Report Trigger Point Code Once for 3 Sites

Question: Our physiatrist performed trigger point injections into the patient's back (rhomboideus minor), right arm (deltoid, biceps and triceps) and right leg (rectur, femoris, biceps femoris, vastus intermedius and vastus medialis). Which codes can we report?

Idaho Subscriber

Answer: Although your physiatrist injected nine muscles, you should report 20553 (Injection[s]; single or multiple trigger point[s]; three or more muscles) only one time.

According to the September 2003 CPT Assistant, you should report 20553 "one time per session regardless of the number of injections or muscles injected."

Some practices attempt to circumvent this guideline in various ways. Some physicians inject three muscles and ask the patient to return the next day for three more, and another day for the final three, thus allowing the practices to report 20553 three times that week. If you bill this way, you will probably face denials for additional injections later in the year, because many carriers only allow you to report trigger point codes four times per year, after which the physiatrist must submit a letter explaining why more injections were necessary. And some insurers may consider this "unbundling," because the practice deliberately split up the injections, solely to go around the code's regulations and collect more money.

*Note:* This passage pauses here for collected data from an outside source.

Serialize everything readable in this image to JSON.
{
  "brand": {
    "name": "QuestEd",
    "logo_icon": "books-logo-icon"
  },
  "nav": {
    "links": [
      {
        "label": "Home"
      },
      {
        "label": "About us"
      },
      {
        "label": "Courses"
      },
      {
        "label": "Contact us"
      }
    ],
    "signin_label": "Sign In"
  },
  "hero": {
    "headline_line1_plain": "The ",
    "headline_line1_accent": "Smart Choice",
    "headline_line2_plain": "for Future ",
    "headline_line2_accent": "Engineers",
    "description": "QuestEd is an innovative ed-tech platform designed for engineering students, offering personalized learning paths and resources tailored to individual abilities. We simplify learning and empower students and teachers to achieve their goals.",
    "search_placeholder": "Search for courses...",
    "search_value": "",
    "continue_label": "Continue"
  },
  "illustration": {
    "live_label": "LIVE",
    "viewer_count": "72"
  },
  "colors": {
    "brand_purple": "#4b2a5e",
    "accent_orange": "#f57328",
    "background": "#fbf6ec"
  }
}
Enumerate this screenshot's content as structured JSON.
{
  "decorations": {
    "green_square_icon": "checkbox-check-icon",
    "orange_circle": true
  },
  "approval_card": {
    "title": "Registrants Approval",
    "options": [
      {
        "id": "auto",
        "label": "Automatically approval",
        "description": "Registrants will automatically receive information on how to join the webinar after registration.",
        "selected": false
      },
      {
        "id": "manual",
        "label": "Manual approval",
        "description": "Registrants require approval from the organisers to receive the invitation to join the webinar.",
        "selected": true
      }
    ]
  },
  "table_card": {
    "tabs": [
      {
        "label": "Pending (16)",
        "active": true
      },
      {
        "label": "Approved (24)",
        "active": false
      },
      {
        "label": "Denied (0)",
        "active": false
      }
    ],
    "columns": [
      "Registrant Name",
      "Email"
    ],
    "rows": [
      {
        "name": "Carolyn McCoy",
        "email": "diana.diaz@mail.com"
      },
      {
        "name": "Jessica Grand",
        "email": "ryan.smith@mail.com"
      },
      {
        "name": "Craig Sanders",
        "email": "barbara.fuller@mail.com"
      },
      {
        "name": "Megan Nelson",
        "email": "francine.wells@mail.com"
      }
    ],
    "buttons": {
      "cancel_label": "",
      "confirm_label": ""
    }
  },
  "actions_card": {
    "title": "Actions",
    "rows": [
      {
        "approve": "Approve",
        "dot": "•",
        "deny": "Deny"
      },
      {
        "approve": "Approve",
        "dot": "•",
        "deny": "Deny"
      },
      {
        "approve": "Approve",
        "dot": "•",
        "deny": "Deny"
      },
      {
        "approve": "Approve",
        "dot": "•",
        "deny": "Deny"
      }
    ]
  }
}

Other practices report multiple units of 20551 (Injection[s]; single tendon origin/insertion) instead of reporting 20553. While this might bring your practice additional reimbursement, it could also get you into trouble. According to the policy of Cigna Medicare (a Part B carrier in Tennessee, North Carolina and Idaho), "We have noted that some providers who had been billing multiple trigger point injections along the spine have now moved to billing for multiple tendon origin/insertion codes -- same locations/same beneficiaries (previously treated with trigger point injections)." The policy states that patients must have tendonitis or tenosynovitis to support medical necessity for 20551, and that multiple tendon injections "should be extraordinarily rare."